At the finish, once the tear gas and protests leaflets had settled, just one victor emerged — in the propaganda stakes at least — the protesters from a loose alliance between south Sudan’s dominant Sudan People’s Liberation Movement (SPLM) and mostly northern opposition parties.
The SPLM and opposition groups called Monday’s protest to urge north Sudan’s dominant National Congress Party (NCP) to push through a raft of reforms they see as essential to elections, now just months away in April.
The Khartoum authorities played their part perfectly, first by banning the rally, then by starting the day detaining two prominent SPLM leaders.
Tear gas was fired, protesters beaten and at least one reporter detained. Opposition supporters sent round text messages saying Yasir Arman, the SPLM’s deputy Secretary General, had been hospitalised after rough treatment in a police cell.
International groups from the United Nations to Amnesty International released statements of outrage and criticism.
A couple of hours later Arman, apparently none the worse for wear, was being carried on his supporters’ shoulders into a packed, back-slapping victory rally at an SPLM base in Khartoum.
All the hustle and bustle in Omdurman masked a worrying lack of activity in other corners of the political arena.
Sudan’s current parliamentary term only has two weeks left to run before it is supposed to clear the decks for the April poll.
The elections — and an even more contentious referendum on southern independence due in January 2011 — were promised five years ago in a peace deal that ended two decades of civil war between north and south Sudan. But a huge backlog of legislation remains to be passed before either votes can take place.

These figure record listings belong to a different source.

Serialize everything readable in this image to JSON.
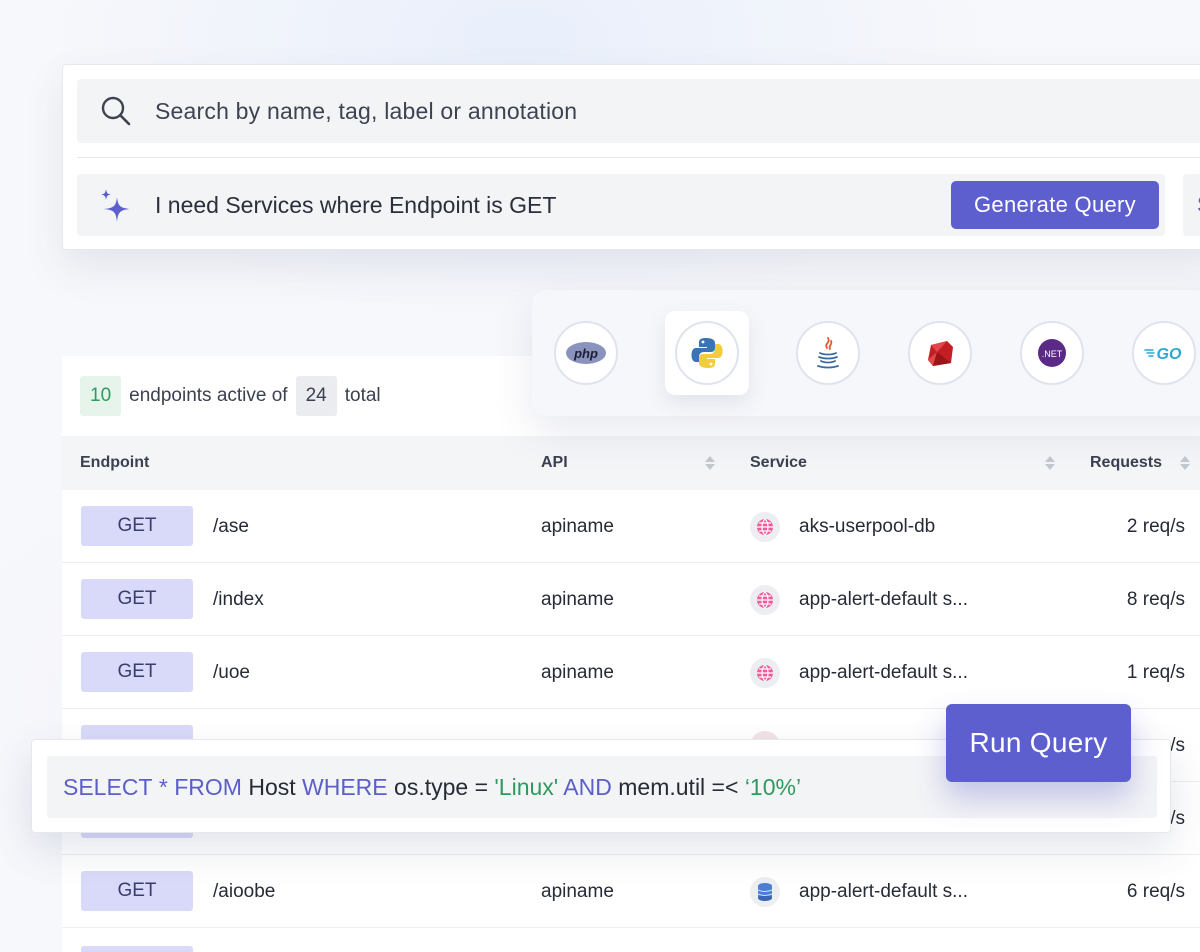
{
  "search": {
    "placeholder": "Search by name, tag, label or annotation",
    "ai_prompt": "I need Services where Endpoint is GET",
    "generate_label": "Generate Query",
    "side_button_label": "S"
  },
  "languages": [
    {
      "name": "php",
      "icon": "php-logo-icon",
      "label": "php"
    },
    {
      "name": "python",
      "icon": "python-logo-icon",
      "selected": true
    },
    {
      "name": "java",
      "icon": "java-logo-icon"
    },
    {
      "name": "ruby",
      "icon": "ruby-logo-icon"
    },
    {
      "name": ".net",
      "icon": "dotnet-logo-icon",
      "label": ".NET"
    },
    {
      "name": "go",
      "icon": "go-logo-icon",
      "label": "GO"
    }
  ],
  "summary": {
    "active": "10",
    "active_text": "endpoints active of",
    "total": "24",
    "total_text": "total"
  },
  "table": {
    "columns": [
      "Endpoint",
      "API",
      "Service",
      "Requests"
    ],
    "rows": [
      {
        "method": "GET",
        "path": "/ase",
        "api": "apiname",
        "service": "aks-userpool-db",
        "service_icon": "globe-icon",
        "requests": "2 req/s"
      },
      {
        "method": "GET",
        "path": "/index",
        "api": "apiname",
        "service": "app-alert-default s...",
        "service_icon": "globe-icon",
        "requests": "8 req/s"
      },
      {
        "method": "GET",
        "path": "/uoe",
        "api": "apiname",
        "service": "app-alert-default s...",
        "service_icon": "globe-icon",
        "requests": "1 req/s"
      },
      {
        "requests_partial": "/s"
      },
      {
        "requests_partial": "/s"
      },
      {
        "method": "GET",
        "path": "/aioobe",
        "api": "apiname",
        "service": "app-alert-default s...",
        "service_icon": "database-icon",
        "requests": "6 req/s"
      }
    ]
  },
  "query": {
    "kw_select": "SELECT",
    "star": " * ",
    "kw_from": "FROM",
    "table": " Host ",
    "kw_where": "WHERE",
    "cond1": " os.type = ",
    "val1": "'Linux'",
    "kw_and": " AND ",
    "cond2": "mem.util =< ",
    "val2": "‘10%’",
    "run_label": "Run Query"
  },
  "colors": {
    "accent": "#5d5fcf",
    "method_bg": "#d9daf9",
    "active_green": "#2f9a5f"
  }
}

Preparations for Sudan’s first multi-party ballot in 24 years have so far been low key. Leaders from both sides acknowledged last month they had not begun to discuss how they would manage a ‘yes’ vote for secession from the south.
Any final breakdown of relations would have ramifications far beyond the boundaries of Sudan. Any return to civil war in a country which borders nine other often unstable nations could pull the whole region down with it.
The United States has already said it wants to make sure Sudan, which once played host to Osama Bin Laden, never again becomes a haven for extremism.
Monday’s arrests left little hope of quick progress on the lagging legislation — the SPLM and opposition parties, for all their calls for the laws to be voted through, are also boycotting parliamentary sessions.
Some observers say Sudan’s scuffling political forces could still surprise everyone by pulling off a last minute deal. If only because the alternative is too disturbing to countenance.